Doch es gibt noch eine dritte Deutung und auch diese scheidet für mich nicht aus: das Dreieck als Segel. Gleichsam ein maritimer Anklang für diesen Kirchraum und seine Gemeinde inmitten der Universität am Meer. Das prägt zweifelsohne den Geist dieser Universität mit. Weitblick und frische Seeluft haben dem Forschen, Lehren und Lernen wohl nie geschadet. Und in der Theologie wissen wir eben um den Geisteswind, den wir brauchen. Und wir wissen darum, dass Theologie hart am Wind segeln muss, wenn sie gute und belebende Theologie sein will. Hart am Wind der Wissenschaft, in der Spannung von Evangelium und Welt, im Gespräch mit dem, was sonst noch im Hinblick auf Mensch und Welt, auf Geschichte, Gegenwart und Zukunft, auf Kultur, Umwelt und Technik erforscht und gedacht wird.

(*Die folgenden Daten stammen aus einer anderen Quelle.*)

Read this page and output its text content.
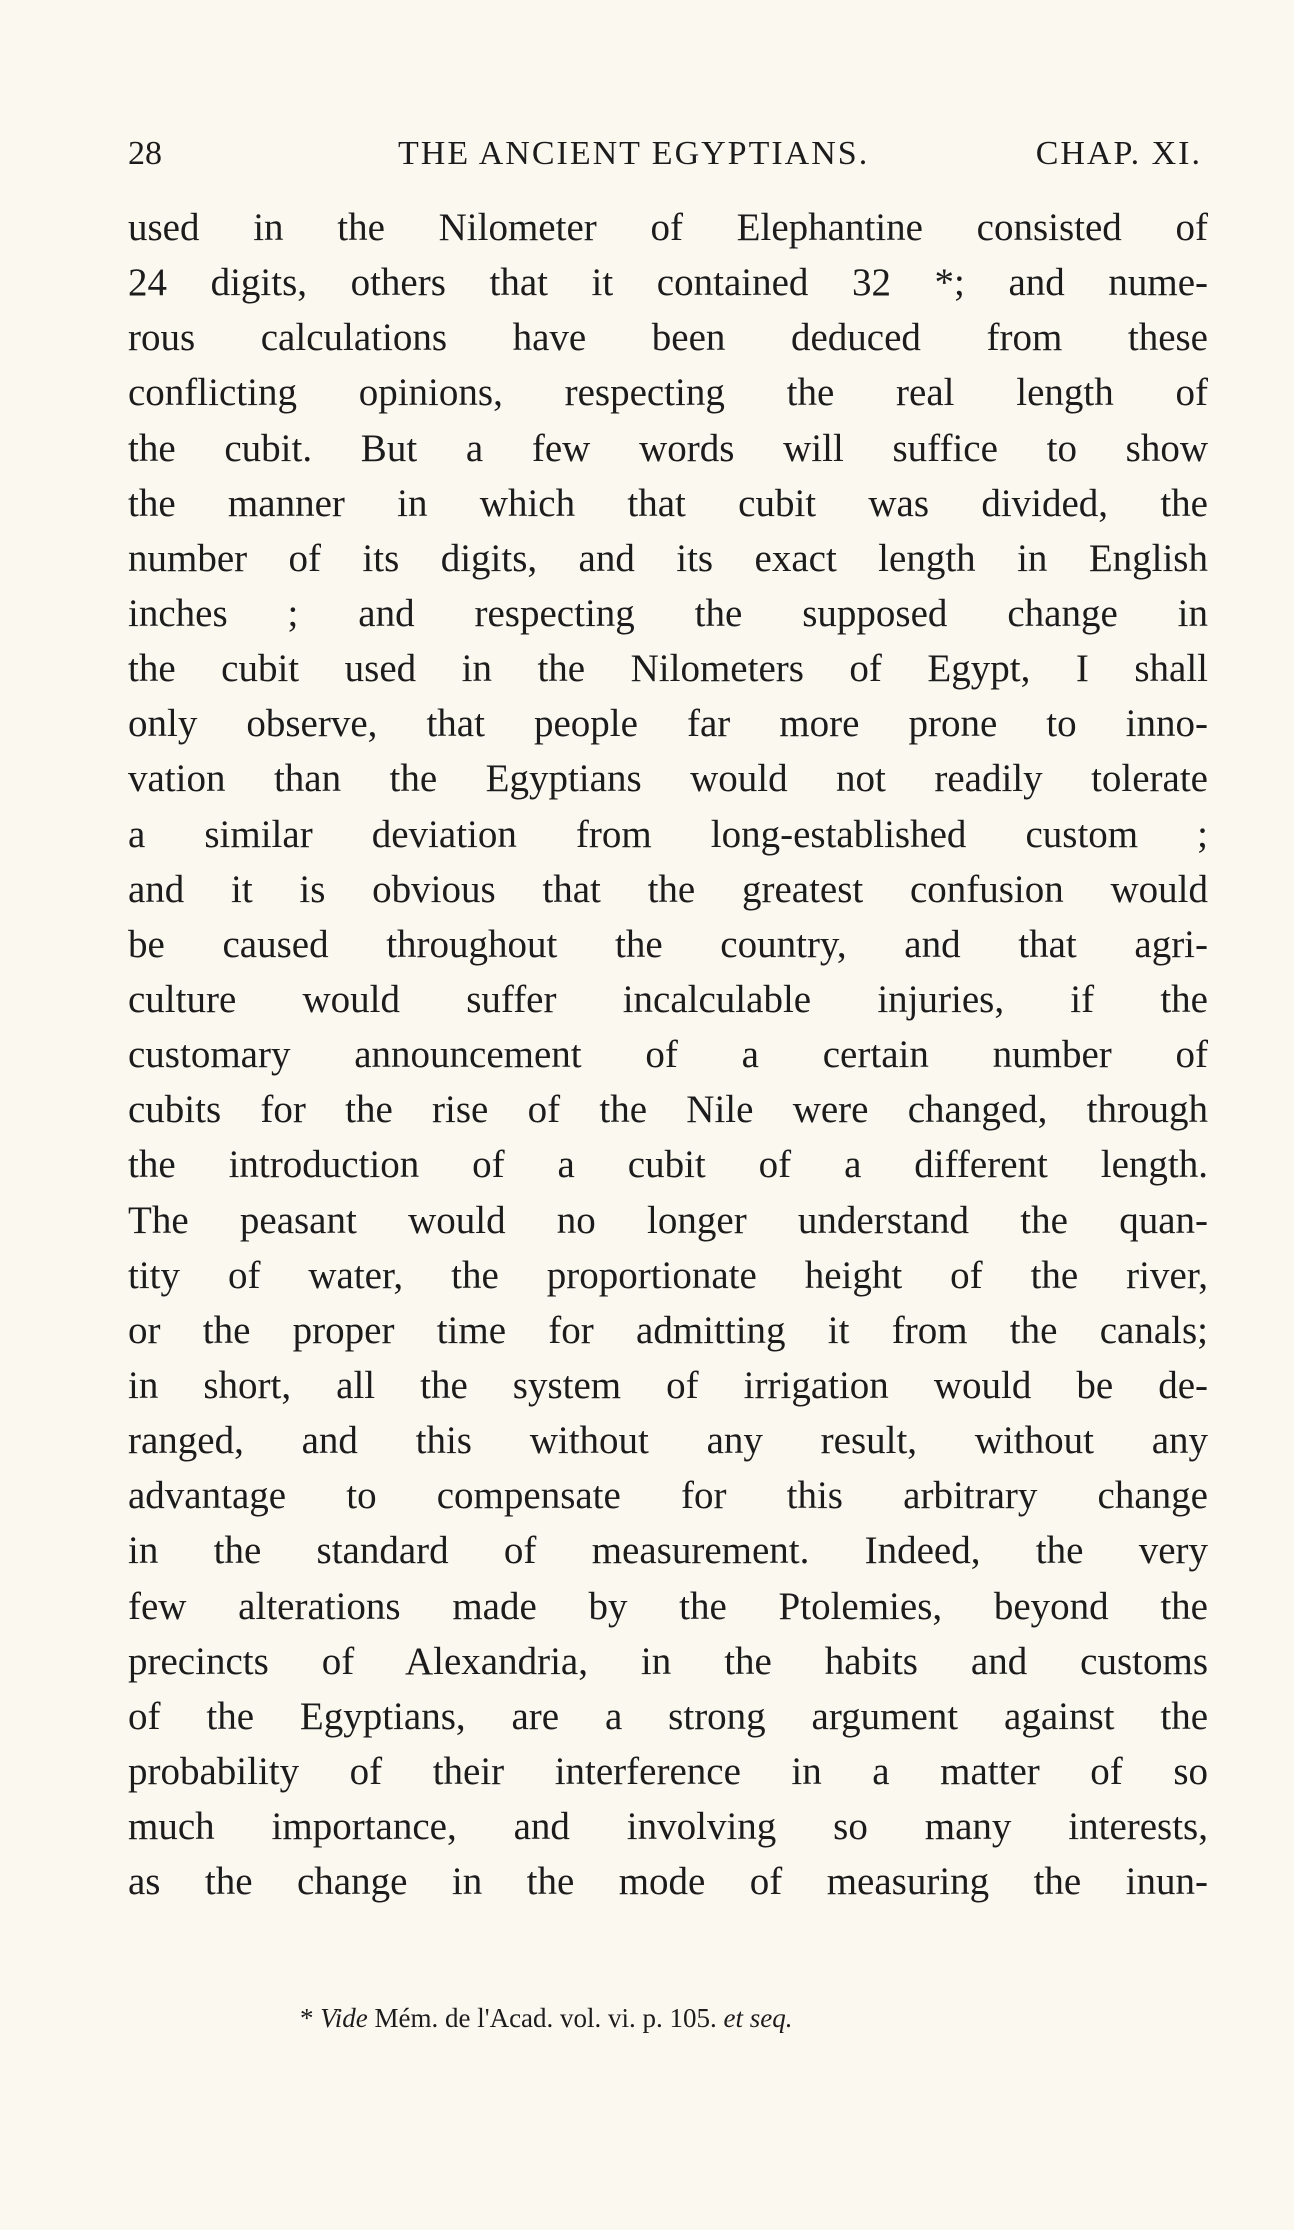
28	THE ANCIENT EGYPTIANS.	CHAP. XI.
used in the Nilometer of Elephantine consisted of
24 digits, others that it contained 32 *; and nume-
rous calculations have been deduced from these
conflicting opinions, respecting the real length of
the cubit. But a few words will suffice to show
the manner in which that cubit was divided, the
number of its digits, and its exact length in English
inches ; and respecting the supposed change in
the cubit used in the Nilometers of Egypt, I shall
only observe, that people far more prone to inno-
vation than the Egyptians would not readily tolerate
a similar deviation from long-established custom ;
and it is obvious that the greatest confusion would
be caused throughout the country, and that agri-
culture would suffer incalculable injuries, if the
customary announcement of a certain number of
cubits for the rise of the Nile were changed, through
the introduction of a cubit of a different length.
The peasant would no longer understand the quan-
tity of water, the proportionate height of the river,
or the proper time for admitting it from the canals;
in short, all the system of irrigation would be de-
ranged, and this without any result, without any
advantage to compensate for this arbitrary change
in the standard of measurement. Indeed, the very
few alterations made by the Ptolemies, beyond the
precincts of Alexandria, in the habits and customs
of the Egyptians, are a strong argument against the
probability of their interference in a matter of so
much importance, and involving so many interests,
as the change in the mode of measuring the inun-
* Vide Mém. de l'Acad. vol. vi. p. 105. et seq.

Der Glaube und die Kirche sind an der Universität gut aufgehoben. Es tut den Studierenden der Theologie, die als Pastorin oder Pastor, als Lehrerin oder Lehrer oder in einem anderen Beruf arbeiten und Verantwortung in dieser Gesellschaft übernehmen werden ebenso wie den Lehrenden gut, sich im Kontext der verschiedenen Fakultäten zu bewegen.
Fides quaerens intellectum („Glaube, der zu verstehen sucht“) – der christliche Glaube will auch heute das Gespräch aufnehmen, will sich in Beziehung setzen, zum Wahrheitssuchen der anderen Wissenschaften und Religionen. Er will mit wissenschaftlicher Redlichkeit hineinfragen, in seine Geschichte und in das Geheimnis seiner Quellen. Er stellt sich unbequemen Fragen. Und wir leben in einer Tradition, in der – Gott sei Dank – die Mehrheit der Menschen keine Angst vor einer kritischen Selbstreflexion hat. Glaube und Bildung gehören zusammen. Gerade in diesen Zeiten kann man das nicht wichtig genug nehmen. Glaube gibt es nicht ohne Fragen. Glaube gibt es nicht ohne Zweifel und ohne Widerspruch. Und eine freie Gesellschaft gibt es nicht ohne Religion und Religionen, die solches Fragen hervorrufen und notwendig machen. Es ist gut, wenn darum nicht nur christliche Theologie ihren Ort an unseren Universitäten hat.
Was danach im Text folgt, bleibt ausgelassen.